After he arrived at Notre Dame last spring, it didn’t take long for Robinson, son of former NBA great David Robinson, to establish himself as one of the most sure-handed receivers on the roster. Factor in his 6-foot-5 frame, and Robinson caught everything in his area code.
He found a place on last year’s offense, totaling nine catches for 157 yards and one touchdown. Once he’s in game situations, though, his ability to catch every ball in his radius dropped significantly.
According to statistics compiled by SBNation, Robinson caught 56.3 percent of passes that came his way in 2013. Compare that to graduated receiver T.J. Jones, who caught a team-high 64.5 percent. Robinson had the length and mobility to play at the collegiate level, but he lacked the strength.
“I’m not the strongest.
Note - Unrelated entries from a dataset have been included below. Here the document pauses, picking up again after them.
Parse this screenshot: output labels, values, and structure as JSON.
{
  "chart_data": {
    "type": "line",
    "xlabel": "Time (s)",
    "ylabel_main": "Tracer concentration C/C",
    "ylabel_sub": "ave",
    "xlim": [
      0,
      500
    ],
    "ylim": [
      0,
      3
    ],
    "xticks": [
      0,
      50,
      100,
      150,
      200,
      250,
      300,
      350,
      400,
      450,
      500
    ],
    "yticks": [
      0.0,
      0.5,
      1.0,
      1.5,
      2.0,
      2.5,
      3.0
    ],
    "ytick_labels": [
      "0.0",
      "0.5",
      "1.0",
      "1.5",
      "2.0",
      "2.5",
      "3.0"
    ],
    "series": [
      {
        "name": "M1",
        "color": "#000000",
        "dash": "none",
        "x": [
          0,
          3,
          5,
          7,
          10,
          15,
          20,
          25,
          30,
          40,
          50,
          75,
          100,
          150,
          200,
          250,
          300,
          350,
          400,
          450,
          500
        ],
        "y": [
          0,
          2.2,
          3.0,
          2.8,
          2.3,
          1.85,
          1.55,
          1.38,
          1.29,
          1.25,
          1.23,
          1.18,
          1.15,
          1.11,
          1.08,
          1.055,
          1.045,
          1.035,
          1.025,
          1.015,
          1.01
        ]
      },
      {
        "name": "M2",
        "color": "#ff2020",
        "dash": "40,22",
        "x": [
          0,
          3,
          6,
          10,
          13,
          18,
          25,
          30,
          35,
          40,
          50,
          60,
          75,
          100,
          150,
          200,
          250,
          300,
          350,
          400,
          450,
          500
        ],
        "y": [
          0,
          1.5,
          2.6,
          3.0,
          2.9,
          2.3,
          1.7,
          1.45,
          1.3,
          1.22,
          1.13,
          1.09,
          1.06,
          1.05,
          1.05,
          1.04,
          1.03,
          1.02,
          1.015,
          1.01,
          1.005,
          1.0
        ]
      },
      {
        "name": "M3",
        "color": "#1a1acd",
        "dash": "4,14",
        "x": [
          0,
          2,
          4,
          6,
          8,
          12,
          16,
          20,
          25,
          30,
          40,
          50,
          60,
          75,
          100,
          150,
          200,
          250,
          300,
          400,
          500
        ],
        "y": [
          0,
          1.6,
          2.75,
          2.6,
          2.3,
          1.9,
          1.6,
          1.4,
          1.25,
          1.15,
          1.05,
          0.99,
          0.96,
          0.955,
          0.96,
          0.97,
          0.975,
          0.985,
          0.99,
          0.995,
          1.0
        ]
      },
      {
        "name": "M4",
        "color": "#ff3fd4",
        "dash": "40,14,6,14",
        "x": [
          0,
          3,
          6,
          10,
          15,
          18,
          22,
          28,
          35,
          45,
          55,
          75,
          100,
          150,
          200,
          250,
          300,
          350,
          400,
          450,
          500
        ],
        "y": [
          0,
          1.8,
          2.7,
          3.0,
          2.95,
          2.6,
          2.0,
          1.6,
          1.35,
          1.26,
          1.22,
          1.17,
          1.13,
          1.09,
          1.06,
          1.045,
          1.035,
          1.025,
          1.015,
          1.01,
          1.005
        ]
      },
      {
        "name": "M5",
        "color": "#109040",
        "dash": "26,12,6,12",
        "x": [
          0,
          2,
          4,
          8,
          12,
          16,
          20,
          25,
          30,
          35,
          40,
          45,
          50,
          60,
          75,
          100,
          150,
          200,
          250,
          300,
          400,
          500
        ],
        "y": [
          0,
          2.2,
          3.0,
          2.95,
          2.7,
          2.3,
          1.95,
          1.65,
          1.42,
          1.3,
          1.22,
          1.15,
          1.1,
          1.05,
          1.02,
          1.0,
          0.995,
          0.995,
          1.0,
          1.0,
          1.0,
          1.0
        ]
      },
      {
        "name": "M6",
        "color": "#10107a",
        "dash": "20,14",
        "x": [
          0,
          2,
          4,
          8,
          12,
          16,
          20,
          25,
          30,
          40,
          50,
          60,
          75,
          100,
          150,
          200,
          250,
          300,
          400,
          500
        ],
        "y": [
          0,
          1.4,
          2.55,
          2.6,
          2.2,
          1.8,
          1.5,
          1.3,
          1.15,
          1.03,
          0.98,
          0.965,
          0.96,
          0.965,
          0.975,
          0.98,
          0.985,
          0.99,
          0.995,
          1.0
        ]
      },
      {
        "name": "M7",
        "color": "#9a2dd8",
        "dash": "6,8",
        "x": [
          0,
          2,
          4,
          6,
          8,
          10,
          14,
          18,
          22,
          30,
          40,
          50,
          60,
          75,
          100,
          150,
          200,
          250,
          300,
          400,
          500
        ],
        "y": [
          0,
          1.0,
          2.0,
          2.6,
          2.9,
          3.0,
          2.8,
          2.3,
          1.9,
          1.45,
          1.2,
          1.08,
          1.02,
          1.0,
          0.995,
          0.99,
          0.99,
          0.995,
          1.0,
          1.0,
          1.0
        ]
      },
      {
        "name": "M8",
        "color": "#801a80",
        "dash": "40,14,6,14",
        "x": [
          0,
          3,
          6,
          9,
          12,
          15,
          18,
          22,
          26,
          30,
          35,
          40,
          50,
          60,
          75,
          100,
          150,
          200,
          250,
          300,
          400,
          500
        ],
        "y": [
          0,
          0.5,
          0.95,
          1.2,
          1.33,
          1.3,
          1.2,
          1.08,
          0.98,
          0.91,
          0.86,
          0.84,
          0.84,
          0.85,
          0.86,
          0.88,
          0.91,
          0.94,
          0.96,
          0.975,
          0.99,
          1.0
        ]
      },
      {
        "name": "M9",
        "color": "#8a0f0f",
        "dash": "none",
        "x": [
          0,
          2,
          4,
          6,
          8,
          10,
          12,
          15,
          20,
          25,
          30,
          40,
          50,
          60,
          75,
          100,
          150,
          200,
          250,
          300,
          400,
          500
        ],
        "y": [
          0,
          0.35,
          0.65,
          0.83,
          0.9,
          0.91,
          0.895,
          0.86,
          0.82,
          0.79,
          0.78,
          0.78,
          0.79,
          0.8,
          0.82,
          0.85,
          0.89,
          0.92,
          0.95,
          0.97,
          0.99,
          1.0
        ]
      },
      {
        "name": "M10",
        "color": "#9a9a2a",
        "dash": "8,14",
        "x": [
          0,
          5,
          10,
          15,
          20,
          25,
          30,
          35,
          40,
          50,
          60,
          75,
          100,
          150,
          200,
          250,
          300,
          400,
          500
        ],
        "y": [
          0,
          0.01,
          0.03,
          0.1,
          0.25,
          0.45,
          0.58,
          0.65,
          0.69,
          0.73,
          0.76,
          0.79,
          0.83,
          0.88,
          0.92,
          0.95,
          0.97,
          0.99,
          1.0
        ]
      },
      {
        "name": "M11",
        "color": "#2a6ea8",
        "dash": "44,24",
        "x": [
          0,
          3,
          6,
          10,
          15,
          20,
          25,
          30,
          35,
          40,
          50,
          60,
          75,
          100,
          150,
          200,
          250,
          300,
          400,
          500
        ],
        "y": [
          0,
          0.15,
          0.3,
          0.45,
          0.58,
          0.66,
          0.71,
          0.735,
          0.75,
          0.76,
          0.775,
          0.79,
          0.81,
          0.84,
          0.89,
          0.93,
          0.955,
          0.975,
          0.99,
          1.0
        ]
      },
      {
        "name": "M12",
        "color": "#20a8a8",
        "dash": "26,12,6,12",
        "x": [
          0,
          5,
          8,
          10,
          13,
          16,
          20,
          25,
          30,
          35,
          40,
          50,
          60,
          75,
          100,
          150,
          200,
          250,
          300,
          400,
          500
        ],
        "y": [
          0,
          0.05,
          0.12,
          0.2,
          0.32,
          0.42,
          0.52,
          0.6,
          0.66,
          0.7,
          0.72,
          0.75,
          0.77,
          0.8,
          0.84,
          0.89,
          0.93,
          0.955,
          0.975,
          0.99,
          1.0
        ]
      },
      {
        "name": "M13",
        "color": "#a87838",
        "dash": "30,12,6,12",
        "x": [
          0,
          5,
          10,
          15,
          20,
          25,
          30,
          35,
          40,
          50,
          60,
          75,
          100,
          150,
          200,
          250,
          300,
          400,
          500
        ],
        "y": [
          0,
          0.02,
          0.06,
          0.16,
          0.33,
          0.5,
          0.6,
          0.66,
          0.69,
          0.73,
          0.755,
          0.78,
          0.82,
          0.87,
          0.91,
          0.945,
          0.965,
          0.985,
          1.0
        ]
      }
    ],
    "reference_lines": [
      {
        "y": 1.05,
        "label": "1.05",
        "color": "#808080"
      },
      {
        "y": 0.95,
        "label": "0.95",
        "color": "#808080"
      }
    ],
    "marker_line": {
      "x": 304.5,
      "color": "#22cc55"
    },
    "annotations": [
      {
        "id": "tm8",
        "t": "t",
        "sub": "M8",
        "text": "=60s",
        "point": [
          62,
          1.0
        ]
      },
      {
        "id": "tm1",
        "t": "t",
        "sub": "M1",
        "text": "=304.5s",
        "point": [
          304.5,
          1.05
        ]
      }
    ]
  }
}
I need to keep getting stronger,” he said Saturday.
Now sporting a haircut inspired by Italian soccer star Mario Balotelli and an additional 25 pounds of muscle, Robinson is preparing for a bigger role on the offense.
“He's a sponge,” said head coach Brian Kelly. “He's taking it in. Releases, top-ended routes, how to set up a defender, not making the same release versus man twice. Mixing it up, just learning the nuances of the position. And so his development in year two is not just using his size and now really becoming a student of the game.”
Still, the development takes time, as Robinson will be the first to admit. After a full week of practice, he offered an honest self-assessment.
“I think I’ve been playing well, but other days,” his voice trickled off. “Not so much.”
“Don’t tell coach I said that,” he quickly added, laughing.
Since the defense has adopted new coordinator Brian VanGorder’s more aggressive style of play, Robinson and the other receivers have taken their share of lumps during the first days of contact play. It’s part of why Robinson dropped two passes at practice for the first time in recent memory.
“These cornerbacks are so good and this defense isn’t a walk in the park,” he said. “It’s definitely challenging. I think I’ve grown mentally in understanding the game as a concept rather than, ’What is my route? What am I doing?’ It’s more, ’What are we doing as an offense?’ In that respect, I think I’ve grown a lot.”
With the departure of T.J. Jones and Troy Niklas to the NFL, receivers such as Robinson and classmate Will Fuller are primed to be Notre Dame’s next big weapons.
Before Notre Dame kicks off against Rice on Aug. 30, Robinson still has some fine-tuning to do. His top priority is consistency.
“Making the big play every time, whether it be in the red zone, on the field, on a go route for 40 yards or a small, two-yard under option,” he said. “I think I need to be consistent in my route running, consistent in my catching.”